Well, you could, you could.
You could definitely play it that way.
You could go back to your cartel boss, and in about a minute and a half, they would tie you to a chair and torture you, but you could do that.
Or you could overpay for this boat and have a 5% chance of surviving.
Take your pick.
Well, I'm just saying it would be hard to be a buyer of narco boats.
Chinese astronauts are returning to Earth in a different ship because the one they were in got cracks in it from some debris in space.
Can you imagine being in space and looking at your windshield and seeing it cracked?
What would be scarier than being in a rocket ship and looking over and seeing that your window is cracked and that it might keep cracking?
That would be pretty scary.
But the Chinese astronauts are made of tougher stuff than I am.
And they just waited for a new ship, jumped on it.
It looks like they'll be fine.
Meanwhile, German police have been looking to solve the mystery of who blew up their pipeline, then Nordstream 2.
Now, I don't think it's a mystery who blew it up so much as it is finding the specific people and punishing them.
But here are some numbers you might not have known.
So how much money has Germany donated to the Ukrainian defense?
The answer is 37 billion Euros.
They are the number two biggest funder of Ukrainians' military defense after the United States.
So isn't that great that they're so friendly with Ukraine and they get along so well that Germany will put 37 billion euros in it.
Oh, but wait, they actually spent a lot more than that because once the war started and the pipeline blew up, I guess the cost of energy in Germany went through the roof.
So Germany ended up spending maybe 100 billion extra euros that they wouldn't have had to spend except for the Ukraine war and maybe something with the blown-up pipeline.
So how do you get a situation in which Germany is funding Ukraine's defense while Ukraine is blowing up valuable German assets and acting like they didn't do it?
That is a complicated part of the world, isn't it?

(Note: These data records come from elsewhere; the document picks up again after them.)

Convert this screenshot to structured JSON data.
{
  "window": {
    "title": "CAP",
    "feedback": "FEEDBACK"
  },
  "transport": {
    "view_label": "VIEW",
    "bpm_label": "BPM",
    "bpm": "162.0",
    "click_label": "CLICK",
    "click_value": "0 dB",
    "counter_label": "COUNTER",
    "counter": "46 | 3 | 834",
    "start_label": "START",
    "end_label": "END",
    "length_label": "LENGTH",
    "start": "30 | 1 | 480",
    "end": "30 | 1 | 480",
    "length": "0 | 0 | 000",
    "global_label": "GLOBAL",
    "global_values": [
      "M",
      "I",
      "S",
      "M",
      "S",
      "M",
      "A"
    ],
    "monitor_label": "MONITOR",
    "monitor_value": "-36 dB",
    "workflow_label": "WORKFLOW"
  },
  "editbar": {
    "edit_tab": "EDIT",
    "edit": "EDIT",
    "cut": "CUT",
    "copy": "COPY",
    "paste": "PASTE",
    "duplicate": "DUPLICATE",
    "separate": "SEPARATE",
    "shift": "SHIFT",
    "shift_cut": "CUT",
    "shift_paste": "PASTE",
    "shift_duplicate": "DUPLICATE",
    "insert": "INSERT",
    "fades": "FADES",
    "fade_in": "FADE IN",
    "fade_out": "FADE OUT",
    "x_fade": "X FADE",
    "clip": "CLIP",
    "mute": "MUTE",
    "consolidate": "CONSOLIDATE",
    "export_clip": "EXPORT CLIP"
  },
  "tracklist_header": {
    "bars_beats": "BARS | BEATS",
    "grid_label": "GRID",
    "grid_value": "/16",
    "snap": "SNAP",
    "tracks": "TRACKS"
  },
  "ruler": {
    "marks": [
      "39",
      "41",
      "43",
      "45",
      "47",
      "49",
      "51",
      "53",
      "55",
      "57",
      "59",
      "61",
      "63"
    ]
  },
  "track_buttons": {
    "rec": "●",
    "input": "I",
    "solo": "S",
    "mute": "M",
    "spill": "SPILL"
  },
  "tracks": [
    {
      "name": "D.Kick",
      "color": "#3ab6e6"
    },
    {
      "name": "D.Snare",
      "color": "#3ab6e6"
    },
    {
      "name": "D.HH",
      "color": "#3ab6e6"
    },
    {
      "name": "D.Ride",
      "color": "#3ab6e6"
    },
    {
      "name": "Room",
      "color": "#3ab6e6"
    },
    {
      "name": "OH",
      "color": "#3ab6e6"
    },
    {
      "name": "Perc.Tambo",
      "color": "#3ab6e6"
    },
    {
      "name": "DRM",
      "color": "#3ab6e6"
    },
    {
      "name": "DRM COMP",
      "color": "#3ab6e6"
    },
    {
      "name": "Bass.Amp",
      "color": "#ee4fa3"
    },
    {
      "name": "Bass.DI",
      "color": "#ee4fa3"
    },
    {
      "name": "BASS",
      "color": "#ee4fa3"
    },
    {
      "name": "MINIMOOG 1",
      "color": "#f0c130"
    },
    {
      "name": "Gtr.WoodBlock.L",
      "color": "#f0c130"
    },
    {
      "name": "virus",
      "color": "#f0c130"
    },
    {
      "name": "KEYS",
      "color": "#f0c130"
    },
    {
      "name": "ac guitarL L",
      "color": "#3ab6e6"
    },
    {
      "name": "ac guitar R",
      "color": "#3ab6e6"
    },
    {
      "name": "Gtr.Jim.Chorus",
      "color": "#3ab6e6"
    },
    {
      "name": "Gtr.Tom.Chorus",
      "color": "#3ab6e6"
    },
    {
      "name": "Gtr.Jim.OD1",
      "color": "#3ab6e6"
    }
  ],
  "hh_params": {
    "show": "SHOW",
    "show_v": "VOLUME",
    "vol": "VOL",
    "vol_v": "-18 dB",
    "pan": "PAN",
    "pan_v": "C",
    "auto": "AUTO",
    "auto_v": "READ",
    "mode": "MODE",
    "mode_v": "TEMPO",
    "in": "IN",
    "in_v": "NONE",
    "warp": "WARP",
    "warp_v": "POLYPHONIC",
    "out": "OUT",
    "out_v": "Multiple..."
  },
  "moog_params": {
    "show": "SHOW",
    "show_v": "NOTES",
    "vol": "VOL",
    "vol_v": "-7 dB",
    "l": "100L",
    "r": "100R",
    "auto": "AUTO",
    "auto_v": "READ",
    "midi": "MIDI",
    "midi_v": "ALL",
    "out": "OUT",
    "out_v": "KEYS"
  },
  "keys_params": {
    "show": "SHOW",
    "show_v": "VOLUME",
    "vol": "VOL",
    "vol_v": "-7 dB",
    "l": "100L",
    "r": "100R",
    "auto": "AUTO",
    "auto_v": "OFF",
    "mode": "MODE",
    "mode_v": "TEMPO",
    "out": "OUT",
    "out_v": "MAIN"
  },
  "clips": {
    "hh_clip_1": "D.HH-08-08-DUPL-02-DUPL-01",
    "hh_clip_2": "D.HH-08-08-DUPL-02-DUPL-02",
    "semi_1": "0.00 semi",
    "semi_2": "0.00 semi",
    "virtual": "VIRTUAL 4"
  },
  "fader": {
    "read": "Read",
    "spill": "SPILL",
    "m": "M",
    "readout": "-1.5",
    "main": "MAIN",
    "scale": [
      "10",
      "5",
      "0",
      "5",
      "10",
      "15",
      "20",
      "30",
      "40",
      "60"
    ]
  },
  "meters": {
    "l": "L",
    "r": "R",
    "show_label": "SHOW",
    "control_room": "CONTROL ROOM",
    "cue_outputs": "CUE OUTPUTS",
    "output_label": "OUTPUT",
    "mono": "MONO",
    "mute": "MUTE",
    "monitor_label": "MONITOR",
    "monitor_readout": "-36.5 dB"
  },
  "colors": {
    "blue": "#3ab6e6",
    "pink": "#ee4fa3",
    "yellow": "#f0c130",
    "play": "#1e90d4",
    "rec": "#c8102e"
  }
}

I don't know how the Germans put up with that, but I don't know how they put up with anything.
I do not understand Germany.
And apparently the P. Hagseth has announced that the new operation called Southern Spear is going to squash the narco-terrorists in the Western Hemisphere.
I think we knew that was happening, but at least it has a name now.
At least it has a name.
All right, ladies and gentlemen, that is all I wanted to say today.
I think we've covered everything from Nord Stream 2 to Carl the Fly to, yeah, I think we covered everything.
Is there anything interesting happening today?
Not that I know of.
Well, that means it's time for breakfast, everybody.
Another shiny object?
Okay.
All right, ladies and gentlemen, thanks for joining.
I'm going to talk to the beloved local subscribers next.
That will be private.
So, the rest of you, I will be seeing you tomorrow, I hope.